Take the steps up to the Clarence Battery and follow footpath signs for Fermain Bay. Several tracks peel off the path, and while some do loop back to the trail, others tend to deliver you to dead-ends or drop down to secluded beaches. The track briefly joins a road before rejoining the cliff path and entering Bluebell Wood. At a T-junction in front of a fence, turn left and follow the granite footpath signs for Fermain Bay. There's a good beach café here in the shadow of a pre-Napoleonic loophole tower, one of 15 on Guernsey built in the 1770s. Cross the metal bridge with green handrails and press on for St Martin's Point.
After a little while, take the path to the left signposted for Bec du Nez, a natural harbour formed after the ice age. A little further along, another left turn would take you down to the harbour, though this is an in-and-out route. Continue along the track, which drops sharply downhill to traverse a valley and climbs abruptly into woods.
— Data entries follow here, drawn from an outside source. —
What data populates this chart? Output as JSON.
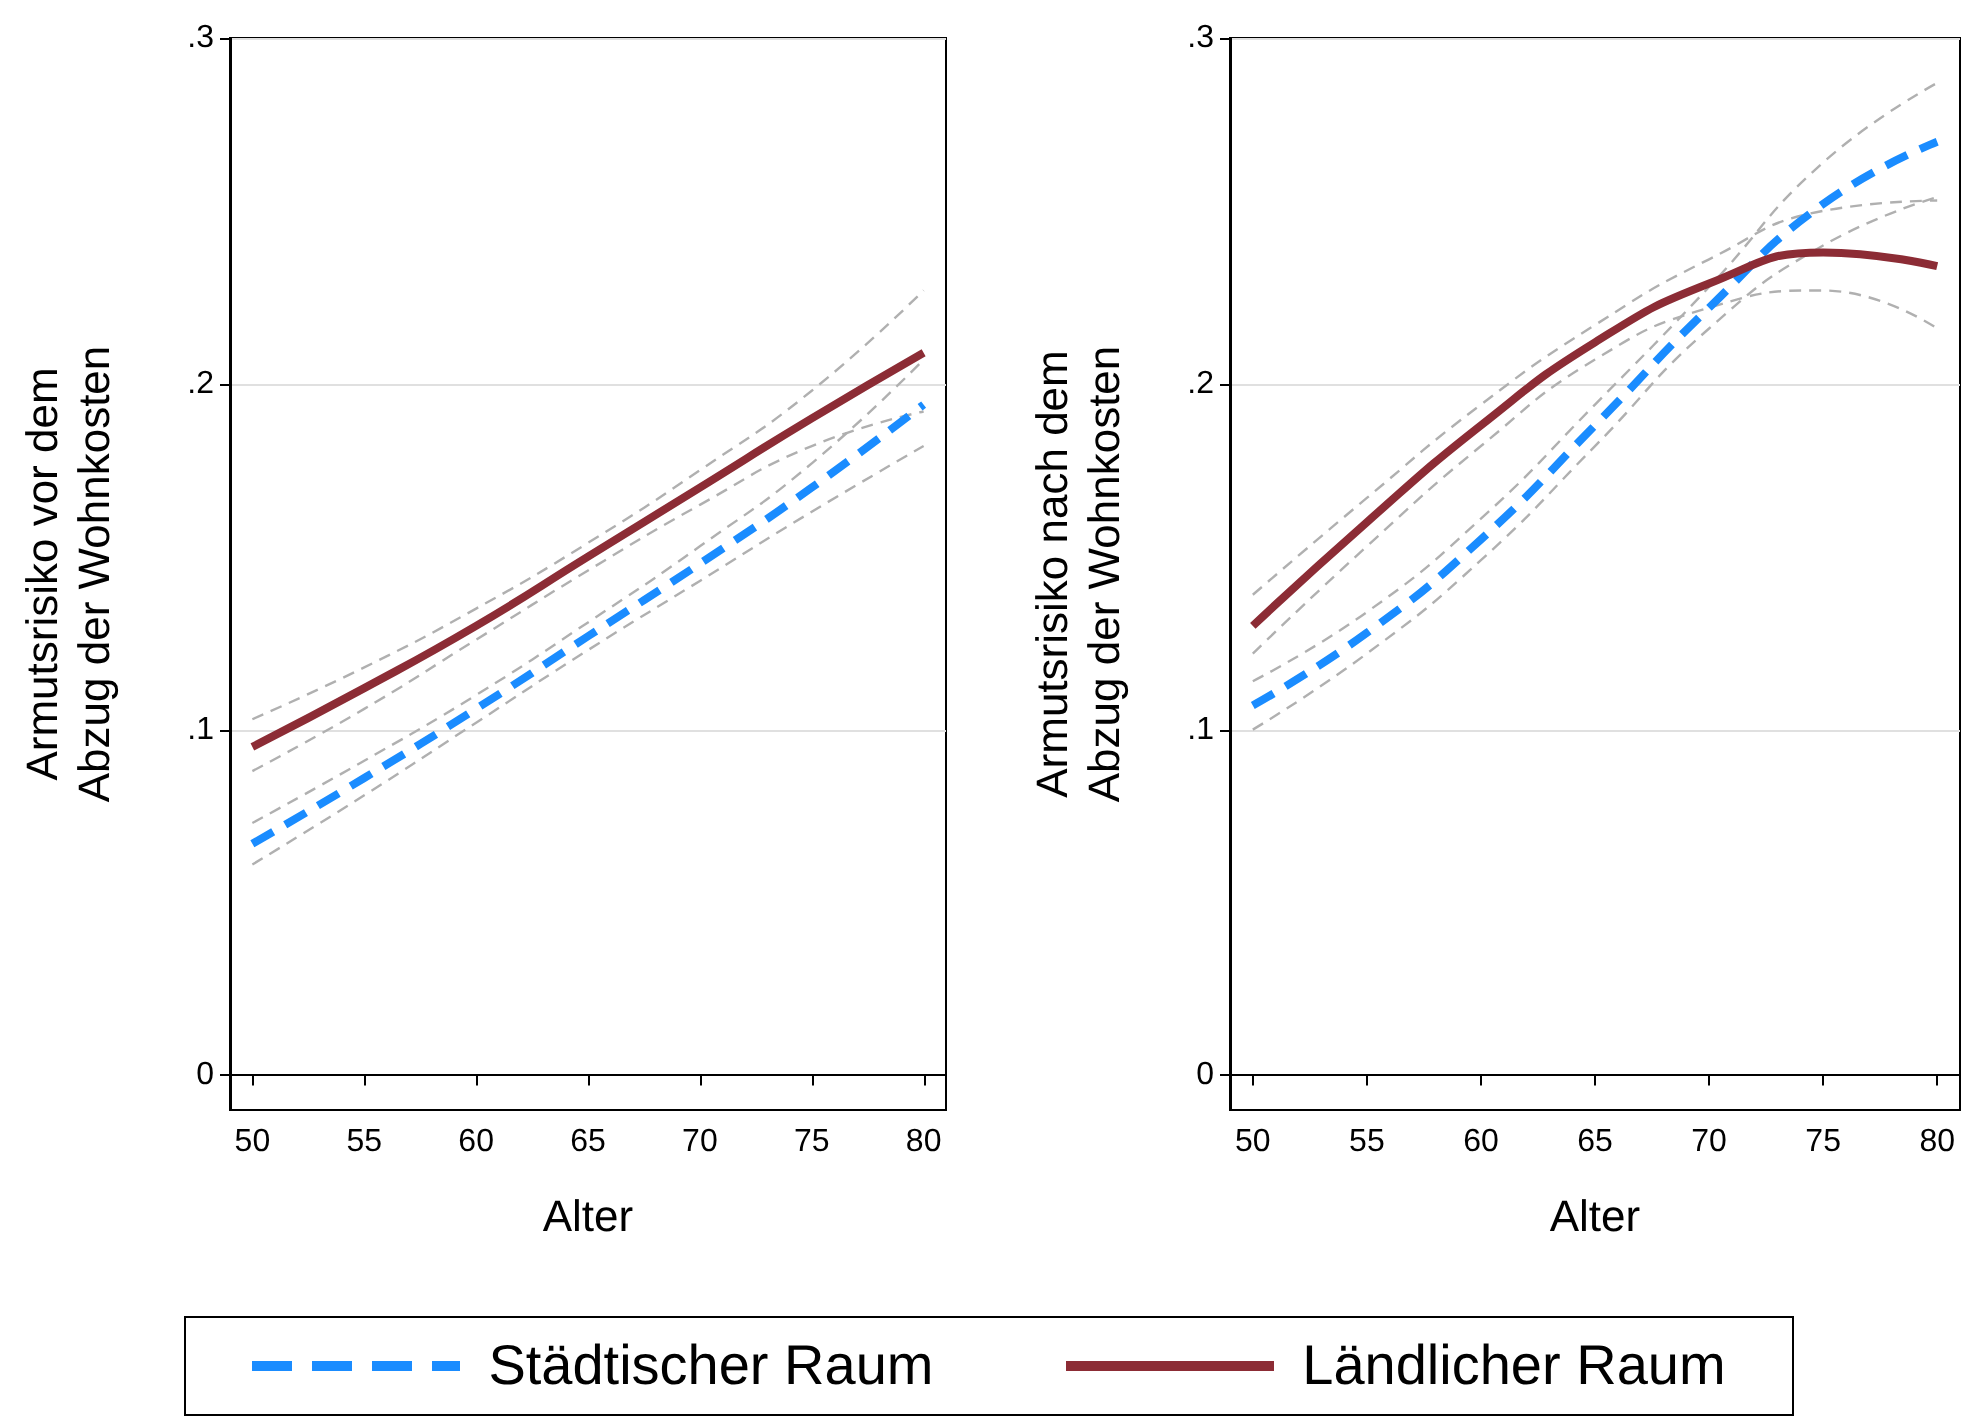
{
  "chart_data": [
    {
      "type": "line",
      "xlabel": "Alter",
      "ylabel": "Armutsrisiko vor dem\nAbzug der Wohnkosten",
      "x": [
        50,
        55,
        60,
        65,
        70,
        75,
        80
      ],
      "xlim": [
        49,
        81
      ],
      "xticks": [
        50,
        55,
        60,
        65,
        70,
        75,
        80
      ],
      "ylim": [
        -0.01,
        0.3
      ],
      "yticks": [
        0,
        {
          "value": 0.1,
          "label": ".1"
        },
        {
          "value": 0.2,
          "label": ".2"
        },
        {
          "value": 0.3,
          "label": ".3"
        }
      ],
      "grid": "y",
      "legend": "bottom",
      "series": [
        {
          "color": "#b0b0b0",
          "line_style": "dashed",
          "values": [
            0.061,
            0.081,
            0.102,
            0.123,
            0.143,
            0.163,
            0.182
          ]
        },
        {
          "color": "#b0b0b0",
          "line_style": "dashed",
          "values": [
            0.073,
            0.091,
            0.11,
            0.131,
            0.153,
            0.177,
            0.207
          ]
        },
        {
          "color": "#b0b0b0",
          "line_style": "dashed",
          "values": [
            0.088,
            0.106,
            0.126,
            0.146,
            0.165,
            0.182,
            0.192
          ]
        },
        {
          "color": "#b0b0b0",
          "line_style": "dashed",
          "values": [
            0.103,
            0.118,
            0.135,
            0.154,
            0.175,
            0.198,
            0.227
          ]
        },
        {
          "name": "Städtischer Raum",
          "color": "#1a8cff",
          "line_style": "dashed",
          "values": [
            0.067,
            0.086,
            0.106,
            0.127,
            0.148,
            0.17,
            0.194
          ]
        },
        {
          "name": "Ländlicher Raum",
          "color": "#8c2c35",
          "line_style": "solid",
          "values": [
            0.095,
            0.112,
            0.13,
            0.15,
            0.17,
            0.19,
            0.209
          ]
        }
      ]
    },
    {
      "type": "line",
      "xlabel": "Alter",
      "ylabel": "Armutsrisiko nach dem\nAbzug der Wohnkosten",
      "x": [
        50,
        55,
        60,
        65,
        70,
        75,
        80
      ],
      "xlim": [
        49,
        81
      ],
      "xticks": [
        50,
        55,
        60,
        65,
        70,
        75,
        80
      ],
      "ylim": [
        -0.01,
        0.3
      ],
      "yticks": [
        0,
        {
          "value": 0.1,
          "label": ".1"
        },
        {
          "value": 0.2,
          "label": ".2"
        },
        {
          "value": 0.3,
          "label": ".3"
        }
      ],
      "grid": "y",
      "legend": "bottom",
      "series": [
        {
          "color": "#b0b0b0",
          "line_style": "dashed",
          "values": [
            0.1,
            0.122,
            0.149,
            0.182,
            0.216,
            0.24,
            0.254
          ]
        },
        {
          "color": "#b0b0b0",
          "line_style": "dashed",
          "values": [
            0.114,
            0.134,
            0.161,
            0.194,
            0.228,
            0.264,
            0.287
          ]
        },
        {
          "color": "#b0b0b0",
          "line_style": "dashed",
          "values": [
            0.122,
            0.153,
            0.182,
            0.207,
            0.222,
            0.227,
            0.216
          ]
        },
        {
          "color": "#b0b0b0",
          "line_style": "dashed",
          "values": [
            0.139,
            0.167,
            0.194,
            0.217,
            0.236,
            0.25,
            0.253
          ]
        },
        {
          "name": "Städtischer Raum",
          "color": "#1a8cff",
          "line_style": "dashed",
          "values": [
            0.107,
            0.128,
            0.155,
            0.188,
            0.222,
            0.252,
            0.27
          ]
        },
        {
          "name": "Ländlicher Raum",
          "color": "#8c2c35",
          "line_style": "solid",
          "values": [
            0.13,
            0.16,
            0.188,
            0.212,
            0.229,
            0.238,
            0.234
          ]
        }
      ]
    }
  ]
}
Some brief but steep up-and-down sections follow before you reach a brow above St Martin's Point.
A steep climb then takes you up above Telegraph Bay on to the Jerbourg peninsula and the Jerbourg Hotel. Here, bear left along La Moye Lane before turning left by Seaplane Bungalow, signposted for Petit Port. The south coast opens up ahead, with vast Moulin Huet Bay dominating the land and seascape. Renoir painted 15 canvases here in 1883.
As you make your way around the bay, paths criss-cross and flirt briefly with paved roads. The key is to keep as close to the cliffs as possible. But don't take the 300 steps down to Petit Port bay unless you intend to: the only way back is the way you've come.
At the southern end of the bay the path meets a paved road and switches back sharply, with a walled garden on your right before becoming a path once again. Across the bay to the east you can see Les Tas de Pois d'Amont, a striking row of six sea stacks. You then turn sharp left again to join a road down to the Moulin Huet tearooms. By a board providing information on Renoir's sojourn, turn right and climb the steep steps. At the top, turn left to reach a headland before dropping down to another road and turning left downhill, signposted for Saints Harbour. Pass another loophole tower to reach the headland where a sharp path climbs up again to Icart Point, signposted for Petit Bot.
Keeping on the main path, be careful not to turn left down the one-way path for Le Jaonnet Bay. After a mile, the path drops you down at the bay of Petit Bot. From here, it is a short walk to the main road, Le Bourg, where buses go to St Peter Port. Or you could construct a route back to St Peter Port, for the most part taking in the rouettes tranquilles, roads on which walkers and cyclists have priority.
DISTANCE: Nine miles
TIME: Four hours
MAP: There are no OS maps of Guernsey so use the map given out free at the tourist office at North Esplanade, St Peter Port.